Hacker News new | ask | show | jobs
by matsemann 1966 days ago
> Clear bloat in tables

Ohh, we've had issues with this. We have this table that's mostly ephemeral data, so rows are constantly inserted and then deleted after a certain amount of time. Due to a bug the deletion didn't work for a while and the db grew very large. Fixed the deletion, but no amount of vacuuming actually allows us to fully reclaim that space so we don't have to pay for it.

At the same time the extra cost is probably negligible compared to spending more energy fixing it..

2 comments

The problem we always ran into with deletes is them triggering full table scans because our indexes weren't set up correctly to test foreign key constraints properly. Constant game of whack-a-mole that everyone quickly grew tired of. Also more indexes increases the slope of the line for insert operations as data size grows.

Another solution is tombstoning data so you never actually do a DELETE, and partial indexes go a long way to making that scale. It removes the logn cost of all of the dead data on every subsequent insert.

> The problem we always ran into with deletes is them triggering full table scans because our indexes weren't set up correctly to test foreign key constraints properly.

This is a classic case where partitioning shines. Lets say those are logs. You partition it monthly and want to retain 3 months of data.

- M1 - M2 - M3

When M4 arrives you drop partition M1. This is a very fast operation and the space is returned to the OS. You also don't need to vacuum after dropping it. When you arrive at M5 you repeat the process by dropping M2.

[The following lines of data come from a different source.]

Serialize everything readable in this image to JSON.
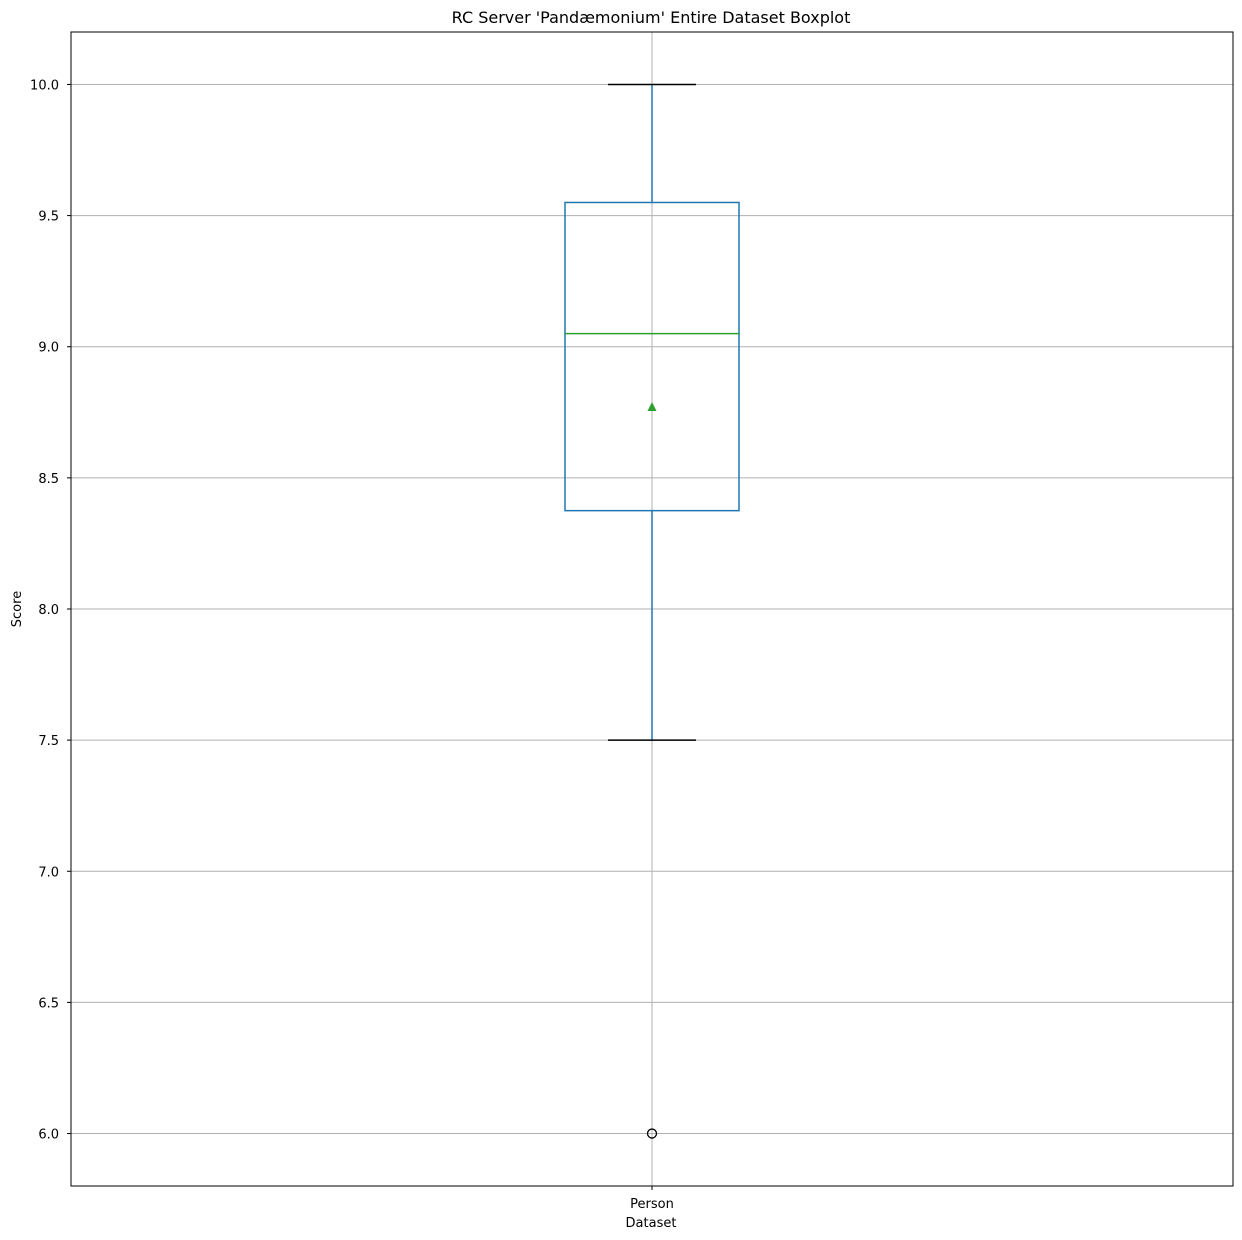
{
  "chart_data": {
    "type": "box",
    "title": "RC Server 'Pandæmonium' Entire Dataset Boxplot",
    "xlabel": "Dataset",
    "ylabel": "Score",
    "categories": [
      "Person"
    ],
    "ylim": [
      5.8,
      10.2
    ],
    "yticks": [
      6.0,
      6.5,
      7.0,
      7.5,
      8.0,
      8.5,
      9.0,
      9.5,
      10.0
    ],
    "ytick_labels": [
      "6.0",
      "6.5",
      "7.0",
      "7.5",
      "8.0",
      "8.5",
      "9.0",
      "9.5",
      "10.0"
    ],
    "grid": true,
    "boxes": [
      {
        "category": "Person",
        "whisker_low": 7.5,
        "q1": 8.375,
        "median": 9.05,
        "q3": 9.55,
        "whisker_high": 10.0,
        "mean": 8.77,
        "outliers": [
          6.0
        ]
      }
    ],
    "colors": {
      "box": "#1f77b4",
      "median": "#2ca02c",
      "mean_marker": "#2ca02c",
      "whisker_cap": "#000000",
      "outlier": "#000000",
      "grid": "#b0b0b0"
    }
  }
}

> Another solution is tombstoning data so you never actually do a DELETE, and partial indexes go a long way to making that scale. It removes the logn cost of all of the dead data on every subsequent insert.

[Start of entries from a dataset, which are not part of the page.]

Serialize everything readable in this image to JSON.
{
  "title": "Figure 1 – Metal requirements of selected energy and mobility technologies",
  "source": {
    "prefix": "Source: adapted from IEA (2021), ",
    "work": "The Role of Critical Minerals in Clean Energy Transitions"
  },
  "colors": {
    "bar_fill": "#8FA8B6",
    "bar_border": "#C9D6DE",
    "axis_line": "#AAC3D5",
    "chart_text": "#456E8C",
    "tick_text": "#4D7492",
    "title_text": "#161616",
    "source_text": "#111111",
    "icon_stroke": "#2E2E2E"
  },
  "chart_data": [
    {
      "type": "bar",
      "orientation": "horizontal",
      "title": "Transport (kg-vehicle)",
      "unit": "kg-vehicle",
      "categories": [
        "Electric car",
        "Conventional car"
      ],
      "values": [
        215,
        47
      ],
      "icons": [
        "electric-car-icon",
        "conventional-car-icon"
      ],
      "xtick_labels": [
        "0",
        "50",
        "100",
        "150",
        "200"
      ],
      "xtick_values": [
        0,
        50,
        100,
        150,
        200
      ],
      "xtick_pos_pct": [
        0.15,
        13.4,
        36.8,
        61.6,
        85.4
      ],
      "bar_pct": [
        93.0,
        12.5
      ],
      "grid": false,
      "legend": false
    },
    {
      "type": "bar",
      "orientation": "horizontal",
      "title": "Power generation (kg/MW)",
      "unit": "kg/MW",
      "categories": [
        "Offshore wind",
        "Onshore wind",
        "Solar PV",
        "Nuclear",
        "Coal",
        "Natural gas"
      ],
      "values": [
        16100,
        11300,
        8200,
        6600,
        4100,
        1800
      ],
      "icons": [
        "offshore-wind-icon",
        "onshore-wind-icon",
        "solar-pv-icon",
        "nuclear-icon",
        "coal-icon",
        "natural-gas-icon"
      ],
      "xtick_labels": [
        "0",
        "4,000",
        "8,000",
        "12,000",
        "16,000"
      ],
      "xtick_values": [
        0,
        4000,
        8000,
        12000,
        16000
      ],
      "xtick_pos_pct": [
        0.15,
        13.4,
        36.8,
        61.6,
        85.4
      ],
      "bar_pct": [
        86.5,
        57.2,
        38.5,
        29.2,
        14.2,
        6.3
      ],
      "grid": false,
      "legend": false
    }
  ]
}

If you are referring to PostgreSQL then this would actually be worse than outright doing a DELETE. PostgreSQL is copy on write so an UPDATE to a is_deleted column will create a new copy of the record and a new entry in all its indexes. The old one would still need to be vacuumed. You will accumulate bloat faster and vacuums will have more work to do. Additionally, since is_deleted would be part of partial indexes like you said, a deleted record would also incur a copy in all indexes present on the table.

Compare that to just doing the DELETE which would just store the transaction ID of the query that deleted the row in cmax and a subsequent vacuum would be able to mark it as reusable by further inserts.

have a look at pg_repack. That'll solve it for you.

> but no amount of vacuuming actually allows us to fully reclaim that space

a full vacuum would. but it would also lock the table for the duration (which is something pg_repack won't do)

Yup, locking the table is off the table so to speak, heh. Will take a look, thanks.